IOWA CITY, Iowa -- Many physicians withhold pain medication from patients in emergency situations because of informed consent issues or because the doctors believe the drugs may affect the accuracy of their diagnoses, a University of Iowa survey found.

However, withholding pain medication may actually be a barrier to informed consent and accurate diagnoses, said Mark A. Graber, M.D., associate professor of surgery and family medicine, and the study's principal investigator. The survey's results did not surprise Graber, an emergency room doctor who believes physicians should abandon this unnecessary caution against administering pain medication.

"Current training teaches that we should not use pain medication because it can affect a diagnosis and informed consent," Graber said. "However, current studies suggest that giving pain medication may actually result in fewer unnecessary surgeries. Although decisions about which and how much medication to administer should be done on a case-by-case basis, we should be more generous with pain medication." The results of Graber's survey appeared in the March issue of the American Journal of Emergency Medicine.

In July 1996, Graber mailed a questionnaire to all 182 general surgeons practicing in Iowa. He wanted to determine their beliefs about the use of analgesics for acute abdominal pain and examine how these beliefs affect prescribing patterns.

Of the 131 respondents, 78 percent considered the ability to obtain informed consent in their decisions to forgo pain medication. The survey also showed that 53 percent thought the amount of pain medication necessary to make patients comfortable would prevent the patients from signing a legally binding informed consent.

Informed consent is an important ethical and legal issue for all physicians. Valid informed consent requires patients act independently without coercion. The individuals must have received appropriate, comprehensible information. At the time of consent, the patients must be able to communicate their decisions.

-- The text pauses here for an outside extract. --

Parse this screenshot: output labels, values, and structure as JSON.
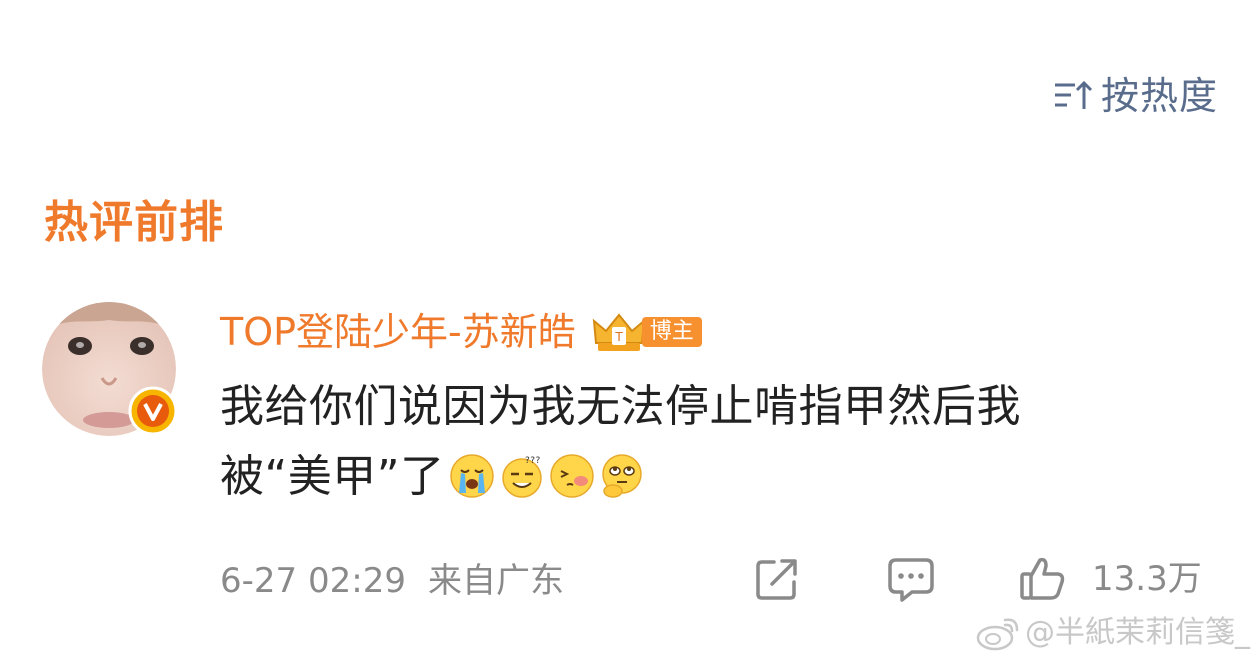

The informed consent definition raises two questions, Graber said. One, does administering pain medication void patients' informed consent because of a loss of judgment and competence due to mental clouding? Two, recognizing that no physician would purposefully cause patients to suffer, can withholding pain medication (external coercion) or the presence of pain, which may limit the patients' ability to concentrate on and understand doctors' explanation, invalidate informed consent?

To answer the first question, one need only look at other medical experiences, Graber said. There are patients who receive large doses of narcotics, such as individuals with terminal cancer. These people are considered competent to make their own health care decisions. As for the second question, patients in pain want to relieve that pain, Graber said. Therefore, patients may give hasty consent to surgery or other interventions knowing that once they have, relief will be forthcoming. These treatments may not be in the patients' best interests.

"Pain relief may actually enhance a patient's ability to give informed consent by removing coercive factors," Graber said.

In addition to informed consent, doctors also consider how administering pain medication might affect the accuracy of their diagnoses. Sixty-seven percent of survey respondents indicated that drugs hindered their ability to make accurate diagnoses. Graber disagrees with this majority opinion, pointing out that studies suggest diagnostic accuracy increases with the use of pain medication because it increases sensitivity and specificity of the physical examination.

"Since withholding pain medication may actually be a barrier to informed consent and diagnostic accuracy, these policies should be reconsidered," Graber said.